Digital systems can never be fully insulated from the analog world.  Trust can never be fully automated. 

That doesn’t mean digital approaches to trust aren’t valuable; it just means they’re not omnipotent.

3 replies
  1. Ian Welsh
    Ian Welsh says:

    You know Charlie, there are nuns on that list – 70 year old peace activist nuns.   There are ex US army officers on it.   And so on.   The problem with the list is that it is a punishment before there’s a crime — people have a right taken away from them without their day in court.   Indeed you can’t take the TSA to court to get your name off it.  You are accused by anonymous people, never have the right to face your accuser or to have your day in court.  There are hundreds of thousands of people on the list.

    The list isn’t about trust, the list is about unaccountable power to punish people without going through the courts because some anonymous bureaucrat feels like it .  You can’t find out why you got on it, and you can’t get off it.

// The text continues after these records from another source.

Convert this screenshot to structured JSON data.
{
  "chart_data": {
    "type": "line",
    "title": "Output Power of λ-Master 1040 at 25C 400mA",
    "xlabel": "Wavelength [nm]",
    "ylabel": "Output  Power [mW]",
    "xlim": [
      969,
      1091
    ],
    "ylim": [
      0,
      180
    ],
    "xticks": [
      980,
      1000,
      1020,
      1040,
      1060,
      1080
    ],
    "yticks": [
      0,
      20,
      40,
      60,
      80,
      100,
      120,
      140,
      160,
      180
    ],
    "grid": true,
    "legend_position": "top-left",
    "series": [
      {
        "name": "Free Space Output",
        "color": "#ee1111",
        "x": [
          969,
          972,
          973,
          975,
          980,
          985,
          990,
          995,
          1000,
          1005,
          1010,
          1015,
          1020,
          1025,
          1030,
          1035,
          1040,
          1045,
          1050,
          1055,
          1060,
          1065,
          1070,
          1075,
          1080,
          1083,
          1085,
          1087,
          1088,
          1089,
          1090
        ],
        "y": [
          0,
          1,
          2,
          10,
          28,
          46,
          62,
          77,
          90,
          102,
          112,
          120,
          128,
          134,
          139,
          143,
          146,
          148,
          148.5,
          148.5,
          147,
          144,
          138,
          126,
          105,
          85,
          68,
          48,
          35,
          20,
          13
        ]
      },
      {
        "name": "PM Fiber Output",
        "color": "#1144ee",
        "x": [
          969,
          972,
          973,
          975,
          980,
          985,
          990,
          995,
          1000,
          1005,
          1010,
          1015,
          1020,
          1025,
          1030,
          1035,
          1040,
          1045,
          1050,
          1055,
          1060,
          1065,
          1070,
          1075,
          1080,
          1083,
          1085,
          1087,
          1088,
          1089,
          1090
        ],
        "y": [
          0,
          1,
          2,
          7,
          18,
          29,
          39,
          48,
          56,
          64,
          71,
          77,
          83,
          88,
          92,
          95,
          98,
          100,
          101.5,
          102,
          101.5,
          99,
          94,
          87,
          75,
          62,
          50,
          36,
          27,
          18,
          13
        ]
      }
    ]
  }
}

    It’s the sort of thing police states do; not the sort of thing democratic nations do–punish hundreds of thousands of their citizens without a a fair and open trial, without appeal, without any transparent criteria.

    Reply
  2. Charlie (Green)
    Charlie (Green) says:

    Ian,

    Thanks for the excellent and spirited comment.  I’m not sure it contradicts my analog vs. digital point, but it certainly addresses a broader issue, and leaves me feeling a bit guilty that I used this database solely as an example of technical database cleaning.  

    The issues you raise are bigger, broader and quite important, and for what it’s worth I agree.  Thanks for the reminder.